‘Live at home on your dime or accept nursing care’
March 3rd, 2009
Young adult finds rigid Medicaid rules limit her options after a stroke; Institutional bias stymies people with disabilities and their families.
From the Wichita Eagle:
After Kansas resident Nicolette Perez (left) survived a stroke last year, her parents faced a difficult choice: place their 28-year-old daughter in a nursing home with government funding, or keep her at home with no government funding for home care. They decided to go it alone and care for their daughter at home.

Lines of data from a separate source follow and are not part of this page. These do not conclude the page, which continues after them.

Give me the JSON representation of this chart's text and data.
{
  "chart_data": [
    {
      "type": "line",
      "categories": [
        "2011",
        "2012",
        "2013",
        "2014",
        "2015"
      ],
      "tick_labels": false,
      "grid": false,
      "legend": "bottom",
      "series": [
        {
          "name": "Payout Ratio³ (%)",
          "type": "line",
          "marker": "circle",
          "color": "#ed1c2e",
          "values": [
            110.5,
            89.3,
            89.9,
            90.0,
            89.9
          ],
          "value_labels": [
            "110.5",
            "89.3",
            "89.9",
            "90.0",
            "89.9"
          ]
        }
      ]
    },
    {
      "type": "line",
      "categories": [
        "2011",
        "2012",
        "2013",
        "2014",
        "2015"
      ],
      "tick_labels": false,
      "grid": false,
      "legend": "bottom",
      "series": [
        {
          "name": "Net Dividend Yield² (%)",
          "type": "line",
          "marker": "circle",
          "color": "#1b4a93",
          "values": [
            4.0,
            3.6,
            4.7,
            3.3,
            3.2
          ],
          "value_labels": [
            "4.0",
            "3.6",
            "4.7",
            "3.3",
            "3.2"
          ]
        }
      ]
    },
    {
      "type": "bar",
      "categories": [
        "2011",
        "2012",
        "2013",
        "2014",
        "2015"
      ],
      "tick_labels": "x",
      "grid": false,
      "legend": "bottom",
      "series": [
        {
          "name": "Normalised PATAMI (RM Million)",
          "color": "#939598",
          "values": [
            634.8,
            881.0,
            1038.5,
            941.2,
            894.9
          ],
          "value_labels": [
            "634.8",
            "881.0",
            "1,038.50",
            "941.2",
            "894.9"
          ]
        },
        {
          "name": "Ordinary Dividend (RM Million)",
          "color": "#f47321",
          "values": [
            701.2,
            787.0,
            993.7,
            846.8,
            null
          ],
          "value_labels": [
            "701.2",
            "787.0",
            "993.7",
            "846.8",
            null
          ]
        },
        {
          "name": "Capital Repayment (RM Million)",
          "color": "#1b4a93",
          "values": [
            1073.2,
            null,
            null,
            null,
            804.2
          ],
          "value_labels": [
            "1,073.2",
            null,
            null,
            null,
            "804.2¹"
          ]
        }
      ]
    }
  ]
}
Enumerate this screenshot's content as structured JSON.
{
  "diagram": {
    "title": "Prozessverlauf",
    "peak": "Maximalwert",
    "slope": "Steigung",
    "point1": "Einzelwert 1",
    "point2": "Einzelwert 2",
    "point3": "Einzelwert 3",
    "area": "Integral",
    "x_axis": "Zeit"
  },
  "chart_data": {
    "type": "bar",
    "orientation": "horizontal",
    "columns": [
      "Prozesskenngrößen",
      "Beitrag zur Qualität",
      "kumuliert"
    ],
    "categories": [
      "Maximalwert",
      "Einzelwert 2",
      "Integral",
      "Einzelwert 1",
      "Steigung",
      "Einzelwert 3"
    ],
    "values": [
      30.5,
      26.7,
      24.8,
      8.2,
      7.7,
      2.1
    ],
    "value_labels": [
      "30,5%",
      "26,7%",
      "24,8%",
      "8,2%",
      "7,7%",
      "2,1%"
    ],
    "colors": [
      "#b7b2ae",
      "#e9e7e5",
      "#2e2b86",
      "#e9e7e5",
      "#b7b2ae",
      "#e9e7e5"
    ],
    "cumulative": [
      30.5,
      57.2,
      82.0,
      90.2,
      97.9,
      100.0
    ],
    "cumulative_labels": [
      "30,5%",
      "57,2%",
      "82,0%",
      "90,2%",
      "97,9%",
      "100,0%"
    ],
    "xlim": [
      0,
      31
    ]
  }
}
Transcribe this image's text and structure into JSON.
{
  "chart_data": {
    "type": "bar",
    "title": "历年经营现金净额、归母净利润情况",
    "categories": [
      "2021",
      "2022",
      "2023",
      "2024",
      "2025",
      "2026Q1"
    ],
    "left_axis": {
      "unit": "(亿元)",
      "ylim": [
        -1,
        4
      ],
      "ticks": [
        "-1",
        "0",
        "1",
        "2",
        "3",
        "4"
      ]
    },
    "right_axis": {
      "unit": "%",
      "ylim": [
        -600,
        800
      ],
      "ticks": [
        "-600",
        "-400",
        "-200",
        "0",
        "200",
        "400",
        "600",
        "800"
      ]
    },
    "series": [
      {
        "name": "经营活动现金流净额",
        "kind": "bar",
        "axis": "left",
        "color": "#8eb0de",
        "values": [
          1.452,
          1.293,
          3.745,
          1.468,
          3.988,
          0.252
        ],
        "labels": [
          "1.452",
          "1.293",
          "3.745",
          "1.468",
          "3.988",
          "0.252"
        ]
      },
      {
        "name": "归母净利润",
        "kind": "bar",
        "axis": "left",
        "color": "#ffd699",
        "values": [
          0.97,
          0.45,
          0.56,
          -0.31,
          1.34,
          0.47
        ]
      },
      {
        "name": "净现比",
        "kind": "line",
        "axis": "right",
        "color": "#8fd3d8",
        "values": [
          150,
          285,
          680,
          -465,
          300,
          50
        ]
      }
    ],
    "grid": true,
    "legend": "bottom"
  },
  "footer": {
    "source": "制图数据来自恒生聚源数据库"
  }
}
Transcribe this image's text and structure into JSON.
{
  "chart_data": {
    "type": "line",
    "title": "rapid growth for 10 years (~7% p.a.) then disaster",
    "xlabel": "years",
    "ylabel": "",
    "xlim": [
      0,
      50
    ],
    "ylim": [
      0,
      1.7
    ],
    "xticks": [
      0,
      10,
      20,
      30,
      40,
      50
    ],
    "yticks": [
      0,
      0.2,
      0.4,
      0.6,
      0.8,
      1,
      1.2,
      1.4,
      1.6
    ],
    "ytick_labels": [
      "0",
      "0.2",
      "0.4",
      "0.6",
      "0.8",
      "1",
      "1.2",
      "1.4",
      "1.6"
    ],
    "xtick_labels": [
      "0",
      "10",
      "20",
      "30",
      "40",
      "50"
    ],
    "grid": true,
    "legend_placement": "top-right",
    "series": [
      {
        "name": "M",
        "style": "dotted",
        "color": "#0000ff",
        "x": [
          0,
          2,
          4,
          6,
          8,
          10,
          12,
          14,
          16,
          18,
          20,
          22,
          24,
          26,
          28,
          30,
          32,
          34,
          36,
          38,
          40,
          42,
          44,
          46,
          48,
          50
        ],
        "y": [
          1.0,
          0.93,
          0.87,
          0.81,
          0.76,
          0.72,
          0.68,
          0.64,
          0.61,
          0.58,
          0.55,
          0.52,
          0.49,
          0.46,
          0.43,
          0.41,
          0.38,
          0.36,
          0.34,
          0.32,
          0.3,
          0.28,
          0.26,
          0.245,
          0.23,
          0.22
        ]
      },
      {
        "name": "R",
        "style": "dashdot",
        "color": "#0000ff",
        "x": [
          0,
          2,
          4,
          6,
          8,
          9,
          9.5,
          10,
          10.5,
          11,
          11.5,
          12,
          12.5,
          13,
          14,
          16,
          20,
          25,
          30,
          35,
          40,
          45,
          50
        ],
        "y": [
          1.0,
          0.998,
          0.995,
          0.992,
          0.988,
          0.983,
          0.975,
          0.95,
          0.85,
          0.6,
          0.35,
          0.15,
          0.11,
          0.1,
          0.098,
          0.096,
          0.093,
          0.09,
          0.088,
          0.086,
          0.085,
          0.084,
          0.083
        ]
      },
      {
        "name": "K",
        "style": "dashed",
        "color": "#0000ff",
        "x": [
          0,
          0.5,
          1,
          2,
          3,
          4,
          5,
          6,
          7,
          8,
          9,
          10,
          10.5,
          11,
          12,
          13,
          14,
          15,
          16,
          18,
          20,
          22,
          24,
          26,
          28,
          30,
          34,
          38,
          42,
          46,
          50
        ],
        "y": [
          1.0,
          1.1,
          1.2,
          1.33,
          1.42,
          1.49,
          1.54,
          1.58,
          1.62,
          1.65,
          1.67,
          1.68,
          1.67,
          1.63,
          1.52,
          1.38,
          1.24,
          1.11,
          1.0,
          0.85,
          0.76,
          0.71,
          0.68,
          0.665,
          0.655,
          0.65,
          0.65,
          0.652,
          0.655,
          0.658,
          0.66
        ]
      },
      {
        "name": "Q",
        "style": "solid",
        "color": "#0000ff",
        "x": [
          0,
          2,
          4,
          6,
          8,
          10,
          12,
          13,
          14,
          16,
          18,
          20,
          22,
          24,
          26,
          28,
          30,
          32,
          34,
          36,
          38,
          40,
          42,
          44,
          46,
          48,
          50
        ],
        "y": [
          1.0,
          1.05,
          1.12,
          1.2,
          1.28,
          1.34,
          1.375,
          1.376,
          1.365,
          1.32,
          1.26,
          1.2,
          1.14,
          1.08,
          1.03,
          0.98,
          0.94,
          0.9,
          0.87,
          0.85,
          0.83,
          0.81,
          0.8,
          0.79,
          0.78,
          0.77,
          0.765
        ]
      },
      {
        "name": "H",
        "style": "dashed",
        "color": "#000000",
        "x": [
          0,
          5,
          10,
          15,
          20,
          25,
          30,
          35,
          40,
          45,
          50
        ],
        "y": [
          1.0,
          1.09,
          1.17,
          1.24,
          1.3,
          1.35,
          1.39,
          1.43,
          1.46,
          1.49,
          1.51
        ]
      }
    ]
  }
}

Even though everyone involved agreed that paying for home health care would be cheaper for the government and better for Perez, federal Medicaid law considers community-based services optional while nursing-home care is an entitlement. In tough economic times, optional programs are increasingly losing funding.
By comparison, the state of Vermont recently rewrote its laws and renegotiated its contracts with the federal government to give people with disabilities a choice between institutional care and home care.
In doing that, Vermont substantially cut the number of high-cost nursing-home days it pays for, freeing an estimated $80 million a year to expand home- and community-based services.
“It takes away what is called the ‘institutional bias,’ ” said Joan Senecal, commissioner of the Vermont Department of Disability, Aging and Independent Living. “The goal was not to save money, but to serve more people with the same money. It’s worked out very well.”